Mais rien n’y fait et, en 1917, Lénine donne de premiers signes de résignation. «La gauche me fuit, que ce soit à Berne ou à Zurich», souligne-t-il dans quelques lettres.

Retour triomphal en Russie

Mais bientôt, l’intérêt de Lénine pour les «petits» événements suisses disparaît. En mars 1917, il apprend en effet qu’une nouvelle révolution a éclaté en Russie.

Avec l’aide de leaders de la gauche suisse, il obtient la permission de traverser l’Allemagne en train pour rentrer à Saint-Pétersbourg (la future Leningrad!). Il quitte définitivement la Suisse le 9 avril 1917.

La suite, on la connaît. Six mois plus tard, c’est le triomphe de la Révolution d’octobre et l’entrée de Lénine dans l’histoire mondiale.

De nombreux historiens estiment que si les thèses léninistes qui ont séduit la Russie avaient pris racine également en Suisse, la grève générale de 1918 se serait transformée en une prise armée du pouvoir par le prolétariat helvétique.

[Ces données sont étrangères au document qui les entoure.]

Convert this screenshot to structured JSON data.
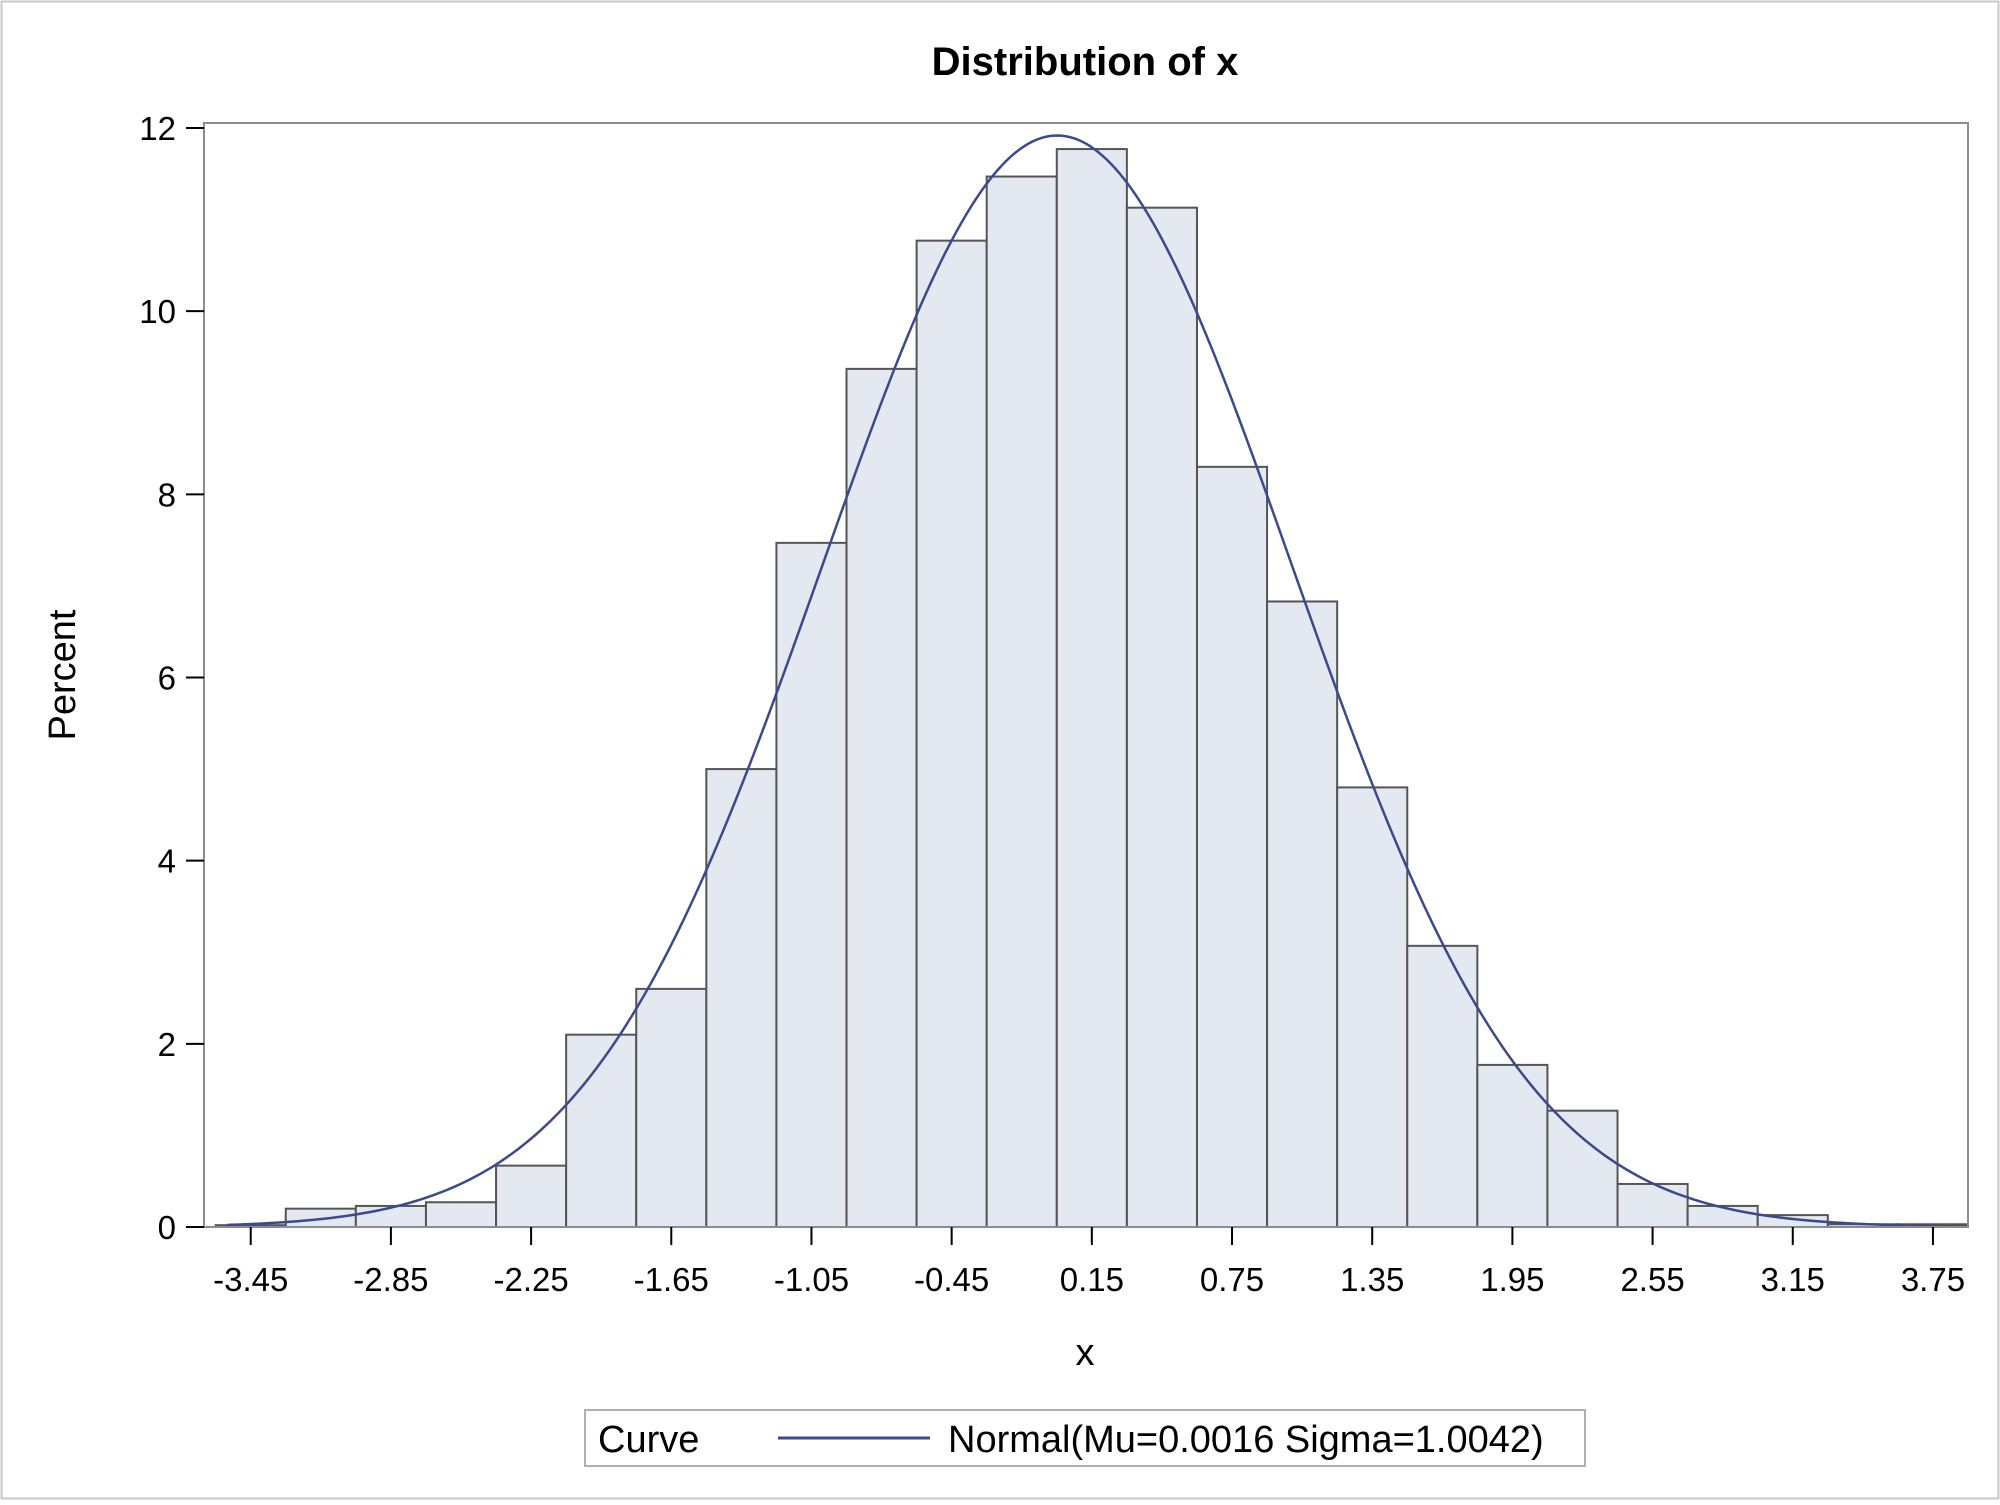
{
  "chart_data": {
    "type": "bar",
    "subtype": "histogram",
    "title": "Distribution of x",
    "xlabel": "x",
    "ylabel": "Percent",
    "x_ticks": [
      "-3.45",
      "-2.85",
      "-2.25",
      "-1.65",
      "-1.05",
      "-0.45",
      "0.15",
      "0.75",
      "1.35",
      "1.95",
      "2.55",
      "3.15",
      "3.75"
    ],
    "y_ticks": [
      "0",
      "2",
      "4",
      "6",
      "8",
      "10",
      "12"
    ],
    "xlim": [
      -3.65,
      3.9
    ],
    "ylim": [
      0,
      12
    ],
    "bin_width": 0.3,
    "bin_midpoints": [
      -3.45,
      -3.15,
      -2.85,
      -2.55,
      -2.25,
      -1.95,
      -1.65,
      -1.35,
      -1.05,
      -0.75,
      -0.45,
      -0.15,
      0.15,
      0.45,
      0.75,
      1.05,
      1.35,
      1.65,
      1.95,
      2.25,
      2.55,
      2.85,
      3.15,
      3.45,
      3.75
    ],
    "values": [
      0.02,
      0.2,
      0.23,
      0.27,
      0.67,
      2.1,
      2.6,
      5.0,
      7.47,
      9.37,
      10.77,
      11.47,
      11.77,
      11.13,
      8.3,
      6.83,
      4.8,
      3.07,
      1.77,
      1.27,
      0.47,
      0.23,
      0.13,
      0.03,
      0.03
    ],
    "curve": {
      "type": "normal",
      "mu": 0.0016,
      "sigma": 1.0042
    },
    "legend": {
      "title": "Curve",
      "label": "Normal(Mu=0.0016 Sigma=1.0042)",
      "position": "bottom"
    },
    "colors": {
      "bar_fill": "#e3e8f1",
      "bar_stroke": "#555555",
      "curve": "#3b4a8c",
      "frame": "#8c8c8c"
    }
  }
}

Et aujourd’hui, on parlerait aussi d’une Révolution de novembre suisse. Mais ce n’est que de la science-fiction…

swissinfo, Marzio Pescia
(traduction: Olivier Pauchard)

Lénine a passé au total 6 ans et demi en Suisse.
A Genève (1903-1905 et 1908), à Berne (1914-1915) et à Zurich (1916-1917).
Il a définitivement quitté le territoire de la Confédération le 9 avril 1917.
Gravement malade du cœur, il meurt en Russie le 21 janvier 1924 à l’âge de 54 ans.